The official release of the Stones single (August 18th) would have occurred too late for inclusion in the final Big L chart, but an acetate copy had arrived on the ship on August 5th. Acetates were test-pressing copies of singles but were not been manufactured to last for more than a few trial plays. The usual Radio London procedure with acetates was to record them onto cartridges for airplay.

(See also Brian Long's previous comments about the final Fab Forties)

Rolling Stones collector, Maria L Scott, bought a double-sided copy of the single via eBay, from a gentleman in the UK. It is unusual, as acetates were usually recorded on one side only. Maria has kindly scanned the record in question and is anxious to discover a little about the history of her 'treasure' and if it was likely to have been the actual record sent out to the Galaxy. Such provenance would be very difficult to establish, but it seems most unikely in this case, as Maria's record appears to be a US pressing.



I'll Stay By Your Side Shiralee Fontana TF 855

The Shiralee, formerly the Albert Square Group, were Graham Barnes, Kevin Cummings, Peter Rikart, Bernie Clarke, Ken Golding and someone we have been able to identify only as 'Tim'. Bernie Clarke wrote the single's B-side, Penny Wren. A copy sold on eBay in 2013 for over £50.

'Shiralee' is an Australian term for a 'swag bag', and The Shiralee is the title of a Syd James drama made by Ealing Films, released in 1957. Whether the group was named after the bag, or the film, is unknown.



From the now-defunct Danish Sixties Rock and Pop Information site ), we learnt that The Lollipops reached #17 in a monthly TOP-20 chart, which appeared in the magazine HIT, and was compiled and presented by DJ Jorgen De Mylius.

Another now-defunct Danish site Dansk Rock Pigtrad og beat, had a section about the trio called The Lollipops, which says (I apologise for being unable to reproduce the special characters):

"Blev i Sverige lanceret af den svenske piratradio Radio Syd, som pa rekordtid startede et fanhysteri og idoldyrkelse uden lige."

and later

"I 1967 indspillede den engelske gruppe Shiralee en version af Lundgreen-brodrenes 1965-hit I'll Stay By Your Side."

I don't speak a word of Danish, but I have deduced from the above that the Lollipops were given some good early exposure on Sweden's offshore station Radio Syd, and that I'll Stay By Your Side was written by Torben Lundgreen, the band's lead-vocalist and lead guitarist, and his brother Jorgen, (vcls, rthm gtr).

Per Alarud then very kindly sent me the following proper translation, plus a photograph of a Lollipops' picture sleeve:

"The Lollipops were introduced to the Swedish audience by the pirate station Radio Syd.
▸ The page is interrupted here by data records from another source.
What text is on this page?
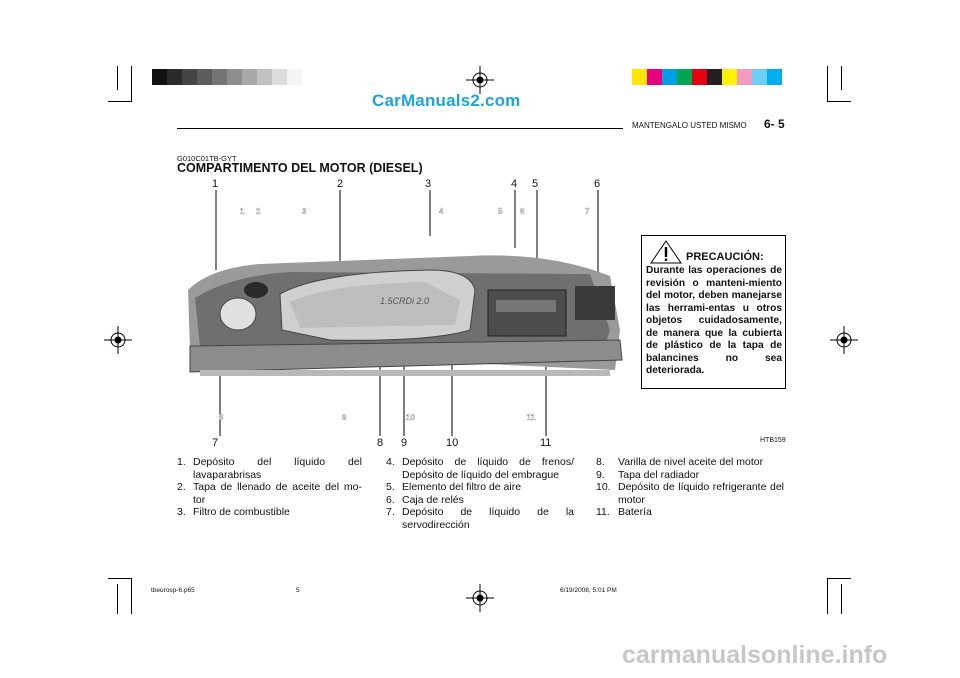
CarManuals2.com
MANTENGALO USTED MISMO 6- 5
G010C01TB-GYT
COMPARTIMENTO DEL MOTOR (DIESEL)
1	2	3	4 5	6
1.5CRDi 2.0
1 2	3	4	5 6	7
8	9	10	11
7	8 9	10	11	HTB159
PRECAUCIÓN:
Durante las operaciones de revisión o manteni-miento del motor, deben manejarse las herrami-entas u otros objetos cuidadosamente, de manera que la cubierta de plástico de la tapa de balancines no sea deteriorada.
1. Depósito del líquido del lavaparabrisas
2. Tapa de llenado de aceite del mo-tor
3. Filtro de combustible
4. Depósito de líquido de frenos/ Depósito de líquido del embrague
5. Elemento del filtro de aire
6. Caja de relés
7. Depósito de líquido de la servodirección
8. Varilla de nivel aceite del motor
9. Tapa del radiador
10. Depósito de líquido refrigerante del motor
11. Batería
tbeurosp-6.p65	5	6/19/2008, 5:01 PM
carmanualsonline.info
In record time they had received idol worship and fan hysteria never experienced before.

In 1967 the English group Shiralee recorded a version of the Lundgreen brothers' 1965-hit I'll Stay By Your Side."

Per says: "I was living in the southern part of Sweden at that time, but I couldn't pick up Radio Syd at home. But when I visited my Grandmother in the city of Malmo, I always tuned in to Radio Syd. I remember the Lollipops very well and I believe I have one of their singles somewhere."

The band has its own Wikipedia entry (English translation).